Bazı sosyal izolasyon türleri arasında uzun süre evde kalmak, arkadaşlarla, aileyle veya iş arkadaşlarıyla iletişim eksikliği ve sosyalleşme veya iletişim kurma fırsatlarına rağmen başkalarıyla temastan kasıtlı olarak kaçınmak yer alır.
İzolasyon tipik olarak olumsuz benlik saygısı, yalnızlık ve başkalarından korkma ile sonuçlanabilen sağlıksız ve istenmeyen yalnızlık anlamına gelir. Duygusal ve psikolojik zorlukların potansiyel bir belirtisi veya nedeni olabilir. Sosyal izolasyon, her yaş grubu için değişen semptomlarla birlikte, her yaştan birey için ruh sağlığı riskleri taşıyabilir.
Yalnızlık ve Sosyal İzolasyon Arasındaki Farklar
Yalnızlık ve sosyal izolasyon farklı olsalar da bazı yönlerden birbirleriyle bağlantılıdırlar. Yalnızlık, ayrılmış veya yalnız olmanın öznel hissidir. Buna karşılık sosyal izolasyon, insanlarla düzenli olarak sınırlı temas veya az sayıda etkileşimde bulunmaktır. Bireyler tek başlarına çok fazla zaman geçirip sosyal olarak izole veya yalnız hissetmeyebilir ve etrafları insanlarla çevrili olmasına rağmen kendilerini yalnız hissedebilirler.
Günümüzde 65 yaş ve üzeri yetişkinlerin sayısının arttığı yaşlanan bir nüfus söz konusudur. Yaşlı yetişkinlerin sayısındaki artış, sosyal izolasyon risklerinde de artış anlamına gelmektedir, çünkü bu yaş grubu tipik olarak daha yüksek sosyal izolasyon oranları yaşamaktadır. Koronavirüs salgını, bu nüfus için fiziksel mesafe önlemleri ve sağlık hususları nedeniyle daha önemli zorlukları beraberinde getirmiştir.
İzolasyon Türleri
Yalnızlık yaygın bir deneyimdir ve yeni bir yere taşınma, sevilen kişilerin ölümü veya boşanma gibi yaşam olayları ve geçişleriyle birlikte ortaya çıkabilir. Bu tür yalnızlık reaktif yalnızlık olarak bilinir.

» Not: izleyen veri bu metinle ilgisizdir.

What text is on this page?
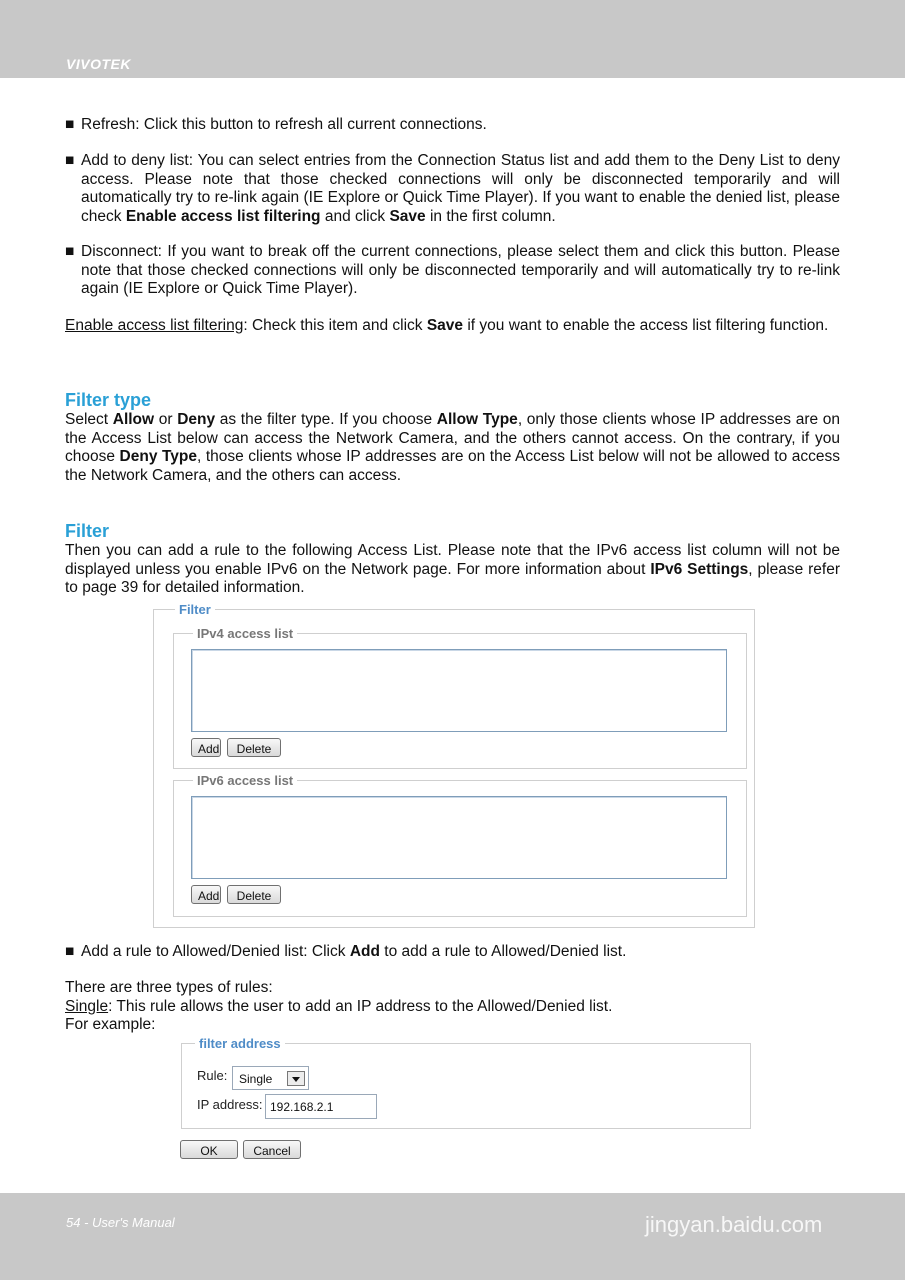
VIVOTEK

■ Refresh: Click this button to refresh all current connections.

■ Add to deny list: You can select entries from the Connection Status list and add them to the Deny List to deny access. Please note that those checked connections will only be disconnected temporarily and will automatically try to re-link again (IE Explore or Quick Time Player). If you want to enable the denied list, please check Enable access list filtering and click Save in the first column.

■ Disconnect: If you want to break off the current connections, please select them and click this button. Please note that those checked connections will only be disconnected temporarily and will automatically try to re-link again (IE Explore or Quick Time Player).

Enable access list filtering: Check this item and click Save if you want to enable the access list filtering function.

Filter type

Select Allow or Deny as the filter type. If you choose Allow Type, only those clients whose IP addresses are on the Access List below can access the Network Camera, and the others cannot access. On the contrary, if you choose Deny Type, those clients whose IP addresses are on the Access List below will not be allowed to access the Network Camera, and the others can access.

Filter

Then you can add a rule to the following Access List. Please note that the IPv6 access list column will not be displayed unless you enable IPv6 on the Network page. For more information about IPv6 Settings, please refer to page 39 for detailed information.

Filter
IPv4 access list
Add	Delete
IPv6 access list
Add	Delete

■ Add a rule to Allowed/Denied list: Click Add to add a rule to Allowed/Denied list.

There are three types of rules:

Single: This rule allows the user to add an IP address to the Allowed/Denied list.

For example:

filter address
Rule: Single
IP address: 192.168.2.1
OK	Cancel
54 - User's Manual
Bai百 经验
jingyan.baidu.com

Bununla birlikte, yalnızlık uzun süre devam ettiğinde ve bireyin hayatının tüm yönlerini etkilediğinde kronik hale gelebilir. Kronik yalnızlık büyük olasılıkla zihinsel, duygusal veya finansal kaynakları olmayan ve tutarlı insan teması eksikliği olan bireylerde ortaya çıkar.
Sosyal izolasyonun sağlık açısından önemli olumsuz sonuçları kronik yalnızlıktan kaynaklanmaktadır. Aile, sosyal ve toplumsal yaşamlarından memnun olmayan bireyler sıklıkla kendilerini yalnız hisseder ve izolasyon yaşarlar. Kronik yalnızlık yaşayan bireyler başkalarına karşı güvensiz olabilir veya kendilerini başkaları tarafından tehdit edilmiş hissedebilirler.
Sosyal İzolasyona Katkıda Bulunan Faktörler
Çeşitli risk faktörleri, bireylerin neden kendilerini diğerlerinden uzaklaştırdıklarını ve sosyal izolasyon ve yalnızlık yaşadıklarını açıklayabilir. Bazı risk faktörleri arasında yaş, sağlık ve engeller, yalnız yaşama, ekonomik eşitsizlikler, öz saygı, madde kullanımı, mali sorunlar ve toplumsal olumsuzluklar yer almaktadır.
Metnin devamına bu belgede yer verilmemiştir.